Was watching Essence of Emerill and he did a lobster with tomato confit that reminded me of a dish that I did awhile back. You can substitute halibut, arctic char, swordfish, sea bass, or monkfish.

Pan Seared Snapper with Tomato-Fennel Confit

Yield: 4 Servings


For the fish:
4 ea., 8 oz. Pink, Crimson, or Red Snapper Filets, skin on if possible
1/4 c. All-Purpose Flour
3 Tbsp. Oil for frying
Kosher salt and white pepper

For the confit:
2 lbs. Roma Tomatoes or equivalent
1 Fennel bulb, cut into 1/4" julienne
1-2 c. Extra-Virgin Olive Oil
4 Garlic cloves, thinly sliced
3 Bay Leaves
8-10 Fresh Thyme Sprigs


Prepare a pot of boiling water, and a large bowl or other vessel filled with iced water. On the bottom of each tomato, cut an X with the point of a paring or chef's knife. Each slit should be roughly an inch long, but try not to pierce too deep into the tomato's flesh. Place the tomatoes in the boiling water for about 1 minute, then immerse the tomatoes in the iced water to shock them and stop the cooking process. Remove them from the iced water and dry. Using a paring knife or vegetable peeler, skin the tomatoes starting at the < or > of the X. The skin should come off fairly easily. Cut the tomatoes into quarters, and remove the seeds and excess juice, and drain the tomatoes in a collander or dry on paper towels. Pre-heat oven to 350 degrees. In a shallow baking dish, place the tomatoes, garlic, and fennel in one layer. Add the herbs, season with kosher salt and pepper, and pour enough of the oil in to just barely come to the top of the tomatoes and fennel. Cover with foil, and roast in the oven for 1 hour.
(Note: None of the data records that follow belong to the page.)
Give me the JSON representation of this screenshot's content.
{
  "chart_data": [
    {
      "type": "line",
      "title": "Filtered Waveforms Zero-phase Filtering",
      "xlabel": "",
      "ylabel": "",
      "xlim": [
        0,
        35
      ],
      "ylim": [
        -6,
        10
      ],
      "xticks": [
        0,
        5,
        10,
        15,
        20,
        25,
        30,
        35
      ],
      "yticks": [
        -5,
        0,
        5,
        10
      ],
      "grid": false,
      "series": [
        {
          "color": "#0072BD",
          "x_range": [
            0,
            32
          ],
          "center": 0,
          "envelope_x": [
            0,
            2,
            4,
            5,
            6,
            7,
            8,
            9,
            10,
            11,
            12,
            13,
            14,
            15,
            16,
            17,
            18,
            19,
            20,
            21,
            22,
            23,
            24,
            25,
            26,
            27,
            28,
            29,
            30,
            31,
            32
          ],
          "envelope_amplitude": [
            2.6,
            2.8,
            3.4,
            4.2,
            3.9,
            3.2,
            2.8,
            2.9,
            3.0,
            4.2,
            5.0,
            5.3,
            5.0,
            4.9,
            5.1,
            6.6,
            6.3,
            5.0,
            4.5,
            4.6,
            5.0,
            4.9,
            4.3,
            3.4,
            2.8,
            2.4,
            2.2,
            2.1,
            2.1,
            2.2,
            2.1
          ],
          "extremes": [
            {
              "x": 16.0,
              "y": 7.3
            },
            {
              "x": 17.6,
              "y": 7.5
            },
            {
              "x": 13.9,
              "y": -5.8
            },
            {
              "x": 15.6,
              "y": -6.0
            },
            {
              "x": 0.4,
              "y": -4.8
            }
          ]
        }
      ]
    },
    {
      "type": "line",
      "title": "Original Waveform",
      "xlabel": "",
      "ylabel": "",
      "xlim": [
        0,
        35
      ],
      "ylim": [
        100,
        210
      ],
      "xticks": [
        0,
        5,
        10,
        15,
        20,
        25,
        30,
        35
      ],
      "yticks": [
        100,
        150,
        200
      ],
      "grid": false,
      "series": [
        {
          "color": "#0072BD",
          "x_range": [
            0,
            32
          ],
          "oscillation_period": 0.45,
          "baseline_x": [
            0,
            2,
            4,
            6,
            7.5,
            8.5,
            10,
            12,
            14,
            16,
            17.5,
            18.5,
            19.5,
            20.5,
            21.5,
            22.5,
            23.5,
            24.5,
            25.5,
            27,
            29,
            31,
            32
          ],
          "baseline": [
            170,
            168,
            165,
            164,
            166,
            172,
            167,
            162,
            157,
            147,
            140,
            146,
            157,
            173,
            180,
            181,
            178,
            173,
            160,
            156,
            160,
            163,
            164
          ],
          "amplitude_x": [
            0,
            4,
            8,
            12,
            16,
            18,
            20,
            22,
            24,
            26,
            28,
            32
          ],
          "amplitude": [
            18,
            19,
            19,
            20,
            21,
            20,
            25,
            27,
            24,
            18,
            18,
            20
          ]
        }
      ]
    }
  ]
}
Meanwhile, heat the frying oil in a saute pan until lightly smoking. Lightly dust the snapper on the side with the skin with flour, and season both sides with the salt and white pepper. You can score the skin side of the fish before adding the flour if you wish. Add the snapper to the pan, skin side down and fry until brown and crispy, about 3-4 minutes. Turn the fish over, and continue cooking until just barely cooked through, about 2-3 minutes. Serve immediately with the confit and oil from the confit.

Any extra confit can be stored in the fridge for up to 4 days. Any extra oil from the confit can be strained and stored for up to two weeks in the fridge.

"Boldness has genius, power, and magic in it."